いつの間にか周囲には弩を下ろし、二人のやりとりを見守る者が増えている。中にはケイトに憤慨して罵声を浴びせるドナ人もいたが、彼女は間違った考えだと一向に耳を貸さなかった。ケイトはただ決然と彼らの罪を暴き立てる。
「私だって故郷に帰りたい……! でもこんな方法でドナに帰っても仕方ないじゃない! チェイス、あなたいつか自分の子供が生まれたとき、どんな顔で今日の戦いを語るつもりなの!? 自分たちこそ正義だったと我が子に言えるつもりなの!?」
ぐっと喉を詰まらせたチェイスからの反論はなかった。目尻に涙を浮かべたケイトは強く拳を握りしめ、最後の説得にかかる。

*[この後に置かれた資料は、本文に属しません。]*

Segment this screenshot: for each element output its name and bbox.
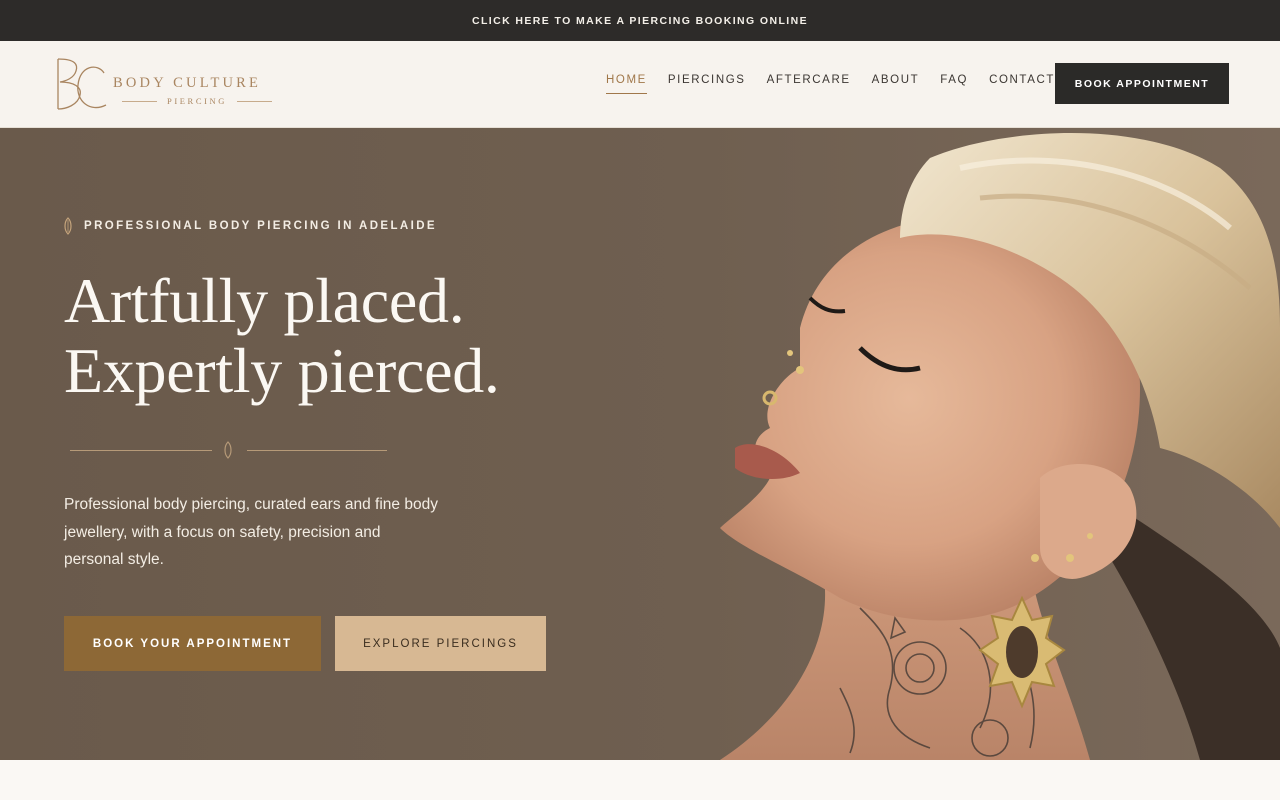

「あなたが私を逃がしてくれたこと、感謝してもしきれない。今でもあなたを愛しているわ。だからこそ愚かさを認めて投降してほしいのよ……!」
朝日を反射する海に大粒の雫が跳ねた。
青年は呆けてそれを見ていた。
二人の間に刺々しい空気はない。けれどバジルの胸騒ぎはやまなかった。
「……君が全然変わってなくて嬉しいよ」
チェイスの笑みは心からのものだった。少なくともバジルにはそう見えた。
偽りでも、皮肉でもなく「守れて良かった」と彼は呟く。
「ケイトは俺の好きだったケイトのままだ。けど俺は、さっきケイトが言ったみたいに変わっちゃったんだ。流行の服を着たって火傷で全然見栄えしないし、中身もいじけてひねくれてさ」
黒羽根の矢をつがえたクロスボウが再び高く掲げられた。チェイスは静かに、本当に静かに笑んでいる。
諦めを受け入れた眼差しは南を向いた。
視線の先には斧を携えた少女がいた。
「……もう疲れたんだ。泥だらけでも血まみれでも温かいベッドで眠りたい。バオゾで死んだ友達の墓を立ててやりたい。正しいとか正しくないとか、その後でなきゃとても考えられないよ」
ごめんねとチェイスが引き金に指をかける。
説き伏せても無駄だとわからせるために、ここまで堕ちたと証明するためにモモを殺すつもりなのだ。瞬時に察してバジルは息を飲み込んだ。
「――」
何も考えていなかった。頭の中は真っ白だった。
矢筒から矢を引き抜く。弦を引けば弓のしなる耳慣れた音。指を離せば的にまっすぐ飛んでいく影。
矢はあっさりと男の喉元を貫いた。
(――あ)
馬鹿だった。すぐに目を閉じれば良かったのに、血飛沫も、色の抜けていく双眸も網膜に焼きつけてしまう。
チェイスはやけにゆっくり倒れた。どさりと大きな音が響いた。
急に目の前が暗くなる。
朝なのに、もう夜が来たみたいだった。